Social Scaffolding or Computational Propaganda?: A Comparative Analysis of Automated Journalism in China and the United States
Chenyan Jia; Samuel Woolley
In recent years, bots—automated online tools for parsing and communicating information—have become associated with the spread of political manipulation over social media. Research from Communication and other disciplines has uncovered the use of these software-driven automatons in efforts to amplify and suppress content from Twitter to VK. Scholars have termed this now pervasive phenomenon “computational propaganda”. Other research, however, has detailed the ways in which bots, including social bots—which are built to interact and converse directly with other users online, are used as civic protheses for people who otherwise might not have the time or resources to achieve a task.
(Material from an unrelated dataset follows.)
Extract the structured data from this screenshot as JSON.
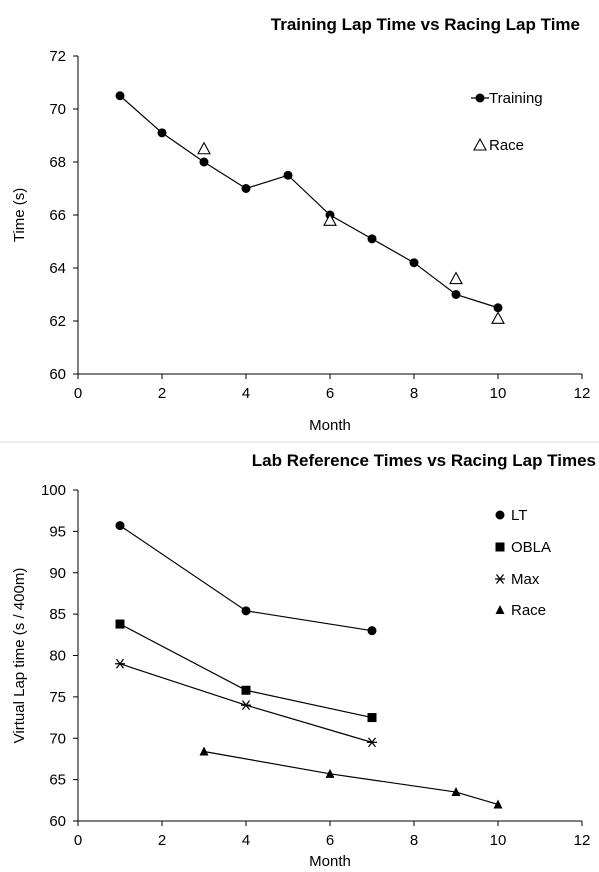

In such cases, bots allow the humans behind them to scale and automate the most rote tasks associated with their jobs so that they can focus on tasks that require human-oversight and nuance. News outlets around the world now use bots to automate the writing of increasingly complex news articles, ideally allowing human reporters to do deeper investigative work. But are these “news bots” also harnessed for political control? Can they, too, be tools of computational propaganda? Using comparative analysis, including in-depth interviews with news bot builders and computational analysis of news bot content, we explore the ways in which these tools can be leveraged for purposes both democratic and controlling in China and the United States. We argue, accessing actor network theory, activity theory and theory specific to social bots, that the politics of a bot is inherently tied to the politics of its creator, but also that unforeseen occurrences online can affect how, when and where a bot communicates.
“Ingroup Filtering” of Outgroup Messages Online: Its Prevalence and Effects
Magdalena Wojcieszak; Xudong Yu; Andreu Casas; Samuel Woolley; Joshua Tucker; Jonathan Nagler
Prior work on online echo chambers typically focuses on whether social media users connect with likeminded others and/or share information from across the political aisle. This work largely ignores the fact that users can share outgroup content and – when they do – accompany this content with negative interpretation. This project is the first to account for the prevalence and the effects of exposure to outgroup political messages filtered through one’s partisan ingroup with negative commentary (what we refer to as ingroup filtering). We rely on behavioral data from a random sample of Twitter users to establish that ingroup filtering indeed takes place on Twitter, finding that liberals are especially likely to share outparty information with negative comments. We later experimentally test the effects of ingroup filtering on affective polarization and political participation as well as the role of ambivalence in these effects. Although ingroup filtering has no direct effects on the two outcomes, it decreases ambivalence relative to the positive ingroup commentary and the outgroup tweet itself, which predicts both affective polarization and political participation. These findings have important practical implications and substantially extend the ways in which researchers have been studying how people share political information online.